La réglementation va vous faire rater le train de l’IA
L’Union européenne n’innove pas (beaucoup). Surtout, réguler. C’est la vision du fameux effet Bruxelles qui se dessine de plus en plus sur le vieux continent. De nombreux analystes ont mis en garde contre les risques que cela implique, et le récent rapport de Mario Draghi a souligné cette menace. Aujourd’hui, certaines grandes entreprises technologiques mettent une fois de plus en garde contre l’erreur dans laquelle l’Union européenne peut commettre.
Attention, le train IA nous quitte. Comme l'a révélé le Wall Street Journal, un groupe de sociétés, dont Meta et Spotify, ont publié une lettre ouverte avec d'autres sociétés. Ils y mettent en garde l'Union européenne contre les risques auxquels les pays membres sont confrontés dans le domaine de l'intelligence artificielle. La réglementation technologique, affirment-ils, peut nous amener, en tant qu'Union européenne, à passer à côté des avantages de cette technologie.
Les entreprises européennes reconnaissent le problème. Le message est en réalité une répétition de celui que Daniel Ek et Mark Zuckerberg proposaient déjà en août dernier. Parmi les entreprises qui signent également la lettre figurent de grands groupes économiques européens comme Ericsson, SAP, Thyssenkrupp ou, curieusement, la marque de mode italienne Prada. Ils estiment tous que « l'Europe est devenue moins compétitive et moins innovante par rapport aux autres régions et risque désormais de prendre encore plus de retard à l'ère de l'IA en raison de prises de décision incohérentes au niveau réglementaire ».

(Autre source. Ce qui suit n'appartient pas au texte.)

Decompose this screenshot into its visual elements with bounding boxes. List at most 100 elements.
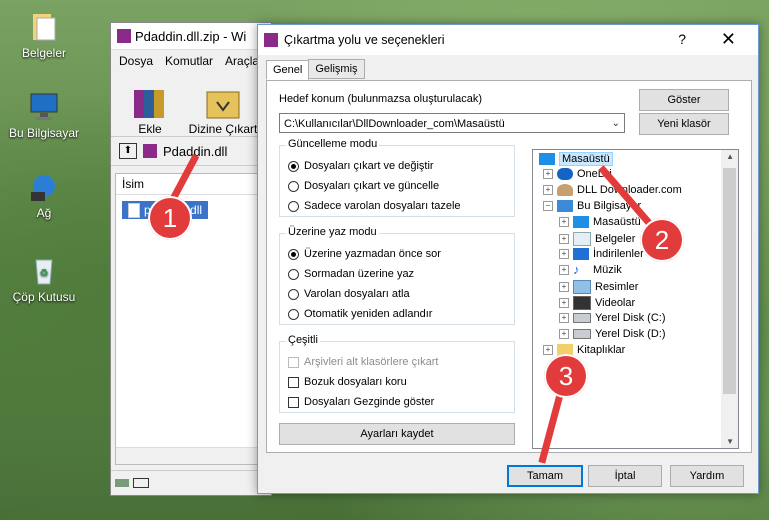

L'IA à deux vitesses, européenne et reste du monde. Meta, Apple et Microsoft ont annoncé de nouveaux produits et services d’intelligence artificielle ces derniers mois. Cependant, ces services sont exclus dans l'Union européenne et les utilisateurs des pays membres ne peuvent pas en profiter. C'est ce qui s'est passé avec Copilot dans Windows 11 ou avec Apple Intelligence, qui commencera à être disponible en octobre mais pas dans l'UE, où sa date de sortie est totalement incertaine.
Les entreprises ne savent pas à quoi s'attendre. Le règlement présente également le problème d’être sujet à interprétation, et il n’est pas clair que le lancement de certaines options d’IA puisse ou non finir par violer ces lois. Cela amène les entreprises à préférer se débrouiller seules et à ne pas lancer ces options dans l’Union européenne, ce qui nuit aux utilisateurs.
Les bonnes intentions nous laissent derrière nous. L’obsession réglementaire de l’UE est probablement bien intentionnée et, en fait, les eurorégulateurs ont réussi à freiner certains comportements anticoncurrentiels des grandes technologies. La récente disponibilité de boutiques tierces sur iOS est, par exemple, une victoire pour les utilisateurs de l’UE. Cependant, dans le cas de l’IA, elle freine à la fois le développement et l’innovation dans ce domaine ainsi que son utilisation par les 450 millions de consommateurs européens.
La réglementation préventive est un problème. Zuckerberg et Ek l'ont déjà souligné en août : il est nécessaire de réglementer quelque chose une fois que les dommages sont connus, « mais une réglementation préventive des dommages théoriques des technologies naissantes comme l'IA open source étouffera l'innovation ». Les deux dirigeants ont fait allusion à « l'aversion au risque » de l'UE et il est certain que la position extrêmement prudente des eurorégulateurs a déjà un impact sur les entreprises et les utilisateurs du vieux continent.